Herbed Pork Paillards with Sundried Tomato Butter and Asparagus
- Compound Butter:
- 1 stick (1/2 cup) unsalted butter, softened
- 2 tablespoons drained and finely chopped oil-packed sundried tomatoes
- 1 teaspoon minced fresh sage
- 1 tablespoon finely chopped fresh parsley leaves
- Pinch Cajun spice
- Pinch salt
- 1 (2-pound) boneless pork loin
- 1/2 cup all-purpose flour
- Salt and pepper
- 1/4 cup grapeseed oil
- 1 teaspoon minced fresh thyme
- 1 teaspoon minced fresh parsley
- Salt and pepper
- 1 bunch asparagus
- 1 teaspoon minced fresh parsley, for garnish
For the compound butter: In a bowl, combine the softened butter with the sundried tomatoes, sage, parsley, Cajun spice, and salt. Whisk together until well blended. Transfer the mixture to a piece of parchment paper and roll into a cigar shape about 1 1/2 inches thick.

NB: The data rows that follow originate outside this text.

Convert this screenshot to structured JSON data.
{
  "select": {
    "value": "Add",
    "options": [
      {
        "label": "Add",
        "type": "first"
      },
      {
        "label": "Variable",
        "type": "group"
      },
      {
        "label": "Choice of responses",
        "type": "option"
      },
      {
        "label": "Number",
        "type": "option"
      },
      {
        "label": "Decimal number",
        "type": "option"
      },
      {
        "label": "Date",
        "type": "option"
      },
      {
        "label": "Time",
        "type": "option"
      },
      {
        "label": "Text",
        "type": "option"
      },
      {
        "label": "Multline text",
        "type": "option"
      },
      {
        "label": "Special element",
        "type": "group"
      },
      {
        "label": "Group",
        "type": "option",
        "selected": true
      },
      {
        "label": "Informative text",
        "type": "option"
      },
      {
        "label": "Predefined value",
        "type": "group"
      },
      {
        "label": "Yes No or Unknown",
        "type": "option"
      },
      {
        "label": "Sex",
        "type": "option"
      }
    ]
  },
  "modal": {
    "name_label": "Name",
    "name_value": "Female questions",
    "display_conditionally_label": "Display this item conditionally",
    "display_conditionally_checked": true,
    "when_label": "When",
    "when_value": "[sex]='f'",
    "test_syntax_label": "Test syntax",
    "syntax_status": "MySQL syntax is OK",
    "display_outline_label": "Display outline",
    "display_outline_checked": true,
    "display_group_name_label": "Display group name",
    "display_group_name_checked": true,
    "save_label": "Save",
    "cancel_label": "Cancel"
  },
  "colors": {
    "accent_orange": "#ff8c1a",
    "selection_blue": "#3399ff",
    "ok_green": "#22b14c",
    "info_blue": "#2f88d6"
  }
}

Refrigerate until ready to use.
For the pork: Slice the loin into 3/4-inch thick slices, and then one by one, cover with plastic wrap and pound with a meat mallet until each slice is flat and even (about a 1/4-inch thick).
Season the flour with salt and pepper, and then dredge the pork in the seasoned flour.
Heat the oil in a heavy bottom saucepan over medium-high heat. Season the pork with salt and pepper. Once the oil has heated, add the floured pork to the pan and allow to cook until browned, 1 to 2 minutes. Reduce the heat, flip, add some thyme and parsley, and repeat the process on the second side until finished cooking, 2 to 3 minutes. Once cooked, remove from the pan and keep warm. Repeat the process until all the pork is cooked.
For the asparagus: Bring a pot of water to a boil and add salt. Trim the woody bottoms of the asparagus and peel the stalks. Blanch in the boiling water until bright green, 2 to 3 minutes. Remove from the water and season with salt and pepper.
Place asparagus in the center of a serving plate, arrange the pieces of cooked pork on top, and top with a 1/4-inch disk of sundried tomato butter. Garnish with parsley. Store the remaining butter wrapped in plastic in the refrigerator.